Rousseau, Pujaan yang Tak Layak Jadi Teladan
SEBUAH kotak kardus dibungkus pakaian bayi. Atas perintah majikannya, seorang pembantu membawanya ke luar. Tepat di depan pintu lembaga sosial, kardus itu dijatuhkan. Buk!
Esoknya, kardus itu dibuka petugas lembaga sosial dengan ekspresi biasa-biasa saja. Lembaga itu memang sudah sering mendapat kiriman bayi merah. Dalam setahun, tak kurang 3000 bayi “dibuang” ke lembaga ini. Kebanyakan tak berusia panjang alias mati. Lalu, siapakah majikan yang tak berperi kemanusiaan itu?
Dialah Jean Jacques Rousseau, filosof tersohor. Pengkaji teori politk Barat tentu taka sing dengan nama ini. Karyanya yang sangat terkenal di antaranya adalah The Social Contract, yang banyak dijadikan rujukan negara-negara penganut sistem totaliter.

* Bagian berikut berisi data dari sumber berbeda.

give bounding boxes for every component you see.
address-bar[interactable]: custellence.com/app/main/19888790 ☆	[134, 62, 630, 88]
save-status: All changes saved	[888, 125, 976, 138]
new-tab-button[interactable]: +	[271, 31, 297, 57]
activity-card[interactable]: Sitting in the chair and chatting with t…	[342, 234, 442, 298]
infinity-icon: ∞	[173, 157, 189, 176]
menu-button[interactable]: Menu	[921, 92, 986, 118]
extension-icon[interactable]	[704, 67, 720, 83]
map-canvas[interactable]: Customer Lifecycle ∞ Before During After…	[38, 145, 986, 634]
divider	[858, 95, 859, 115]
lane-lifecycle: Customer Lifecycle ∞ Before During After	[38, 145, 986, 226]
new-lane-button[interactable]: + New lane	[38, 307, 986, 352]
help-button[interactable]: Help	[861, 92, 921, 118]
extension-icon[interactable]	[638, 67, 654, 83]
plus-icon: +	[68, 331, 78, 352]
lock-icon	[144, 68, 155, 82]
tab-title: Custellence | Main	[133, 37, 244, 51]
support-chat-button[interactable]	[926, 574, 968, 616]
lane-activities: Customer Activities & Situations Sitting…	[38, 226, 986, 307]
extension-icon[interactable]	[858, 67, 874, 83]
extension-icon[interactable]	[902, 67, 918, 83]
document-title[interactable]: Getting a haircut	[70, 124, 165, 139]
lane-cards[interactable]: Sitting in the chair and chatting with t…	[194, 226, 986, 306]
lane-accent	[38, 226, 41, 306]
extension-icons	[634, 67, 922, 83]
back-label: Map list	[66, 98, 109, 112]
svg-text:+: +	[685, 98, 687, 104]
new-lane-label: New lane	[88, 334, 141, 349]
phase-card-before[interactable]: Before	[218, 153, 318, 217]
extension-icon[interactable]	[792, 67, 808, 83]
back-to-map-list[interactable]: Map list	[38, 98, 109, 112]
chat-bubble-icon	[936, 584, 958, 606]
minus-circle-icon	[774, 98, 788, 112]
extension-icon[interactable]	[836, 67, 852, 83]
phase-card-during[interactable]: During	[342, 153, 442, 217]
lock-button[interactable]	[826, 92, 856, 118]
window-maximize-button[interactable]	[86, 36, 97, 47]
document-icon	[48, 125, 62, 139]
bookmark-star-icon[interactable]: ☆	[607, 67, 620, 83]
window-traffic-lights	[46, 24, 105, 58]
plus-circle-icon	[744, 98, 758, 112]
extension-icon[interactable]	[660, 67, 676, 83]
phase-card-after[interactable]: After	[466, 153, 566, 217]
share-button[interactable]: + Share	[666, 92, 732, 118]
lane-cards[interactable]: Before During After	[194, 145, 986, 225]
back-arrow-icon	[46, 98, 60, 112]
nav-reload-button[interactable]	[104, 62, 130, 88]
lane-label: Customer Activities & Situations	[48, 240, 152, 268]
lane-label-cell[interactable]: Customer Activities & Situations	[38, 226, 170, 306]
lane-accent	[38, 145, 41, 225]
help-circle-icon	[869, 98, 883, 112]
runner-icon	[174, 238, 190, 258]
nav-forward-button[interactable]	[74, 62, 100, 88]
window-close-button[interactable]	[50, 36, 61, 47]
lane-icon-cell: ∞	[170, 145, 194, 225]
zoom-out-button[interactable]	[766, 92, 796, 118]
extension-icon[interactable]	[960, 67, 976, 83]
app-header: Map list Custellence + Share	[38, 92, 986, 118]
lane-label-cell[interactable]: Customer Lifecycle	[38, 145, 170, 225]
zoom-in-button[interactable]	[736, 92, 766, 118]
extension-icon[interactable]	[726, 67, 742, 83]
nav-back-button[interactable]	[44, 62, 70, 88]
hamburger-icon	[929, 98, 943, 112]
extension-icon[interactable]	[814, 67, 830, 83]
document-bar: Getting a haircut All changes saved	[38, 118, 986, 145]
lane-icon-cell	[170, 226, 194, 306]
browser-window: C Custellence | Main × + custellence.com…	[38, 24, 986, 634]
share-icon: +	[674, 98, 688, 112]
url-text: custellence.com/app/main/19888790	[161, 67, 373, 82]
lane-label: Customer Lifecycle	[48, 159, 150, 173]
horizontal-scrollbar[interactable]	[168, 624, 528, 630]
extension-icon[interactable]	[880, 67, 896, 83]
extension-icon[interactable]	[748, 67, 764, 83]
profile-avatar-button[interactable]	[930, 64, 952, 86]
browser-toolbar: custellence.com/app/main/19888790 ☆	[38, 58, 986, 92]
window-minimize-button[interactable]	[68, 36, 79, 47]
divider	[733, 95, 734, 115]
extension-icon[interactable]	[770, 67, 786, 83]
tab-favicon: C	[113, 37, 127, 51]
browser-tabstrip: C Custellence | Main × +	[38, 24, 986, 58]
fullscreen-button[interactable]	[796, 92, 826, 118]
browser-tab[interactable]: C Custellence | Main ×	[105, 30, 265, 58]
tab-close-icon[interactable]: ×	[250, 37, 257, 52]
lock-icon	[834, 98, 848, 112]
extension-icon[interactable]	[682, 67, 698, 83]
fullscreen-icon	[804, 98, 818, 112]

Sebagai intelektual, banyak kalangan memuji Rousseau. Tetapi sebagai pribadi, sungguh banyak perilakunya yang tidak terpuji yang sangat tak pantas ditiru. Betapa tidak, jenis ayah macam apa yang dengan enteng hati membuang anaknya, hanya karena alasan yang sangat sepele? “Bagaimana mungkin saya dapat memperoleh ketenangan pikiran yang saya perlukan untuk membuat karya-karya, jika loteng saya dipenuhi urusan domestik dan kegaduhan anak-anak?” katanya.
Anaknya yang dibuang bukan cuma satu. Empat lainnya juga mengalami nasib yang sama, tanpa sempat punya nama. Istrinya yang tak kuasa menahan tindakan gila Rousseau, hanya bisa menangis. Hatinya remuk.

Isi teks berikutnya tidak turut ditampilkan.